Common Ground
- Author: Justin Trudeau
- Language: English, French
- Genre: Memoir
- Publisher: HarperCollins
- Publication date: October 20, 2014
- Publication place: Canada
- Media type: Print (hardback, paperback)
- Pages: 352
- ISBN: 978-1-4434-3337-2

= Common Ground (memoir) =

Memoir by Justin Trudeau

Common Ground is a 2014 book by Justin Trudeau, the 23rd Prime Minister of Canada. Written while he served as Leader of the Liberal Party of Canada, Common Ground is a memoir of the experiences that shaped Trudeau from his childhood at 24 Sussex Drive to his entry into Parliament and leadership of the Liberal Party.

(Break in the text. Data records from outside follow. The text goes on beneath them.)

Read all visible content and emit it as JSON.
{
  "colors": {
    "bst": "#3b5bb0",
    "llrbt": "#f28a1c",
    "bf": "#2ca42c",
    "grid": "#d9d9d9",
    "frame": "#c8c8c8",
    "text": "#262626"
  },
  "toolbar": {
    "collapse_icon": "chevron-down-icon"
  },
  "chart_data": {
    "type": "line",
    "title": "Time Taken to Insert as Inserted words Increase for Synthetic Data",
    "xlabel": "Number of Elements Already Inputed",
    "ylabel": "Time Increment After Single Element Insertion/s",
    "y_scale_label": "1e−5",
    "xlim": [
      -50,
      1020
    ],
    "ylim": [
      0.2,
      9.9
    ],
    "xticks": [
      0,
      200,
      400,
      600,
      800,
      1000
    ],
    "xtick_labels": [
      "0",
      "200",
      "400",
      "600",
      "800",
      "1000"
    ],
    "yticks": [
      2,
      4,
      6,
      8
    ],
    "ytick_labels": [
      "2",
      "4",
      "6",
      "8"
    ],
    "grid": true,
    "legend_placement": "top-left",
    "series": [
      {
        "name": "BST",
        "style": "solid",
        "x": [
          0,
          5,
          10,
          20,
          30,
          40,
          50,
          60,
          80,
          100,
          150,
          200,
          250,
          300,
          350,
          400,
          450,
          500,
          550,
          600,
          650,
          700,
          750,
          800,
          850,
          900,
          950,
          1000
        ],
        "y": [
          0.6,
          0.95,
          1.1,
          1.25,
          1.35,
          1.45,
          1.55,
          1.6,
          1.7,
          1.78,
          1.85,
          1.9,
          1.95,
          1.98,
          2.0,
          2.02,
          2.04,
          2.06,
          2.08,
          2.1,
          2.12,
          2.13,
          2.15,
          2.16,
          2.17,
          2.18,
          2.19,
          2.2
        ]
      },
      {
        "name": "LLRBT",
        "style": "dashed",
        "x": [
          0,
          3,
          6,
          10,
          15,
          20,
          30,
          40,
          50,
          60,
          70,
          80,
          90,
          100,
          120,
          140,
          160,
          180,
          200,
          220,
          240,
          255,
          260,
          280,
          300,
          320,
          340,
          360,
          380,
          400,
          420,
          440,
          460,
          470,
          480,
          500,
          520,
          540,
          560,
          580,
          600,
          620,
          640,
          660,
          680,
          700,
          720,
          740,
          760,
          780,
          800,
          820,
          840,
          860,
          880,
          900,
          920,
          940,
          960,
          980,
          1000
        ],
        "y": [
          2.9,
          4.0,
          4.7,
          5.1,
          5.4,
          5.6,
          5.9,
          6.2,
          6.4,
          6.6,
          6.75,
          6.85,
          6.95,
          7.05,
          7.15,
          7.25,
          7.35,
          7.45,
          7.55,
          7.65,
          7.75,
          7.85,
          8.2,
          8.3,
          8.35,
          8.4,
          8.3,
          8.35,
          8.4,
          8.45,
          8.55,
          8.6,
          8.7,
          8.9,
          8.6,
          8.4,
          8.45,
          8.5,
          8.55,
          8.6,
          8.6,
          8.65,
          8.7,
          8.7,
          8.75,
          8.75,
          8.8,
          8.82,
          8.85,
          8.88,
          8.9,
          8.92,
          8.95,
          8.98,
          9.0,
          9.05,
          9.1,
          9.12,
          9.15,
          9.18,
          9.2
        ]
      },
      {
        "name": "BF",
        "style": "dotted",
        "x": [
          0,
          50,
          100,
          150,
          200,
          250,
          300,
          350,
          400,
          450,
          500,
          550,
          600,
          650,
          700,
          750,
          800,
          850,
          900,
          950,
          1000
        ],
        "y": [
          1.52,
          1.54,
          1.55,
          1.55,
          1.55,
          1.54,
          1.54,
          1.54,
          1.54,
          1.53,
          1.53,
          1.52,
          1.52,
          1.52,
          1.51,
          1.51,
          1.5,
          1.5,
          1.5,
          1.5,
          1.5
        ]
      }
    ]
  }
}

==Background and synopsis==
The book was described by CBC as "widely seen as his attempt to define himself before his political opponents do it for him" and serves as both a political and personal memoir. Trudeau addresses his childhood, the breakup of his parents' marriage (Pierre and Margaret Trudeau), his mother's struggles with mental health issues, the death of his brother Michel, and his decision to run for public office.

==Reception==
In The Tyee, Crawford Kilian labeled the book a Bildungsroman, writing that the biography was "a readable book that should be read, whatever your political views" and "reveals him as a very intelligent, observant, and an outgoing man, likely a smarter politician than his father ever was".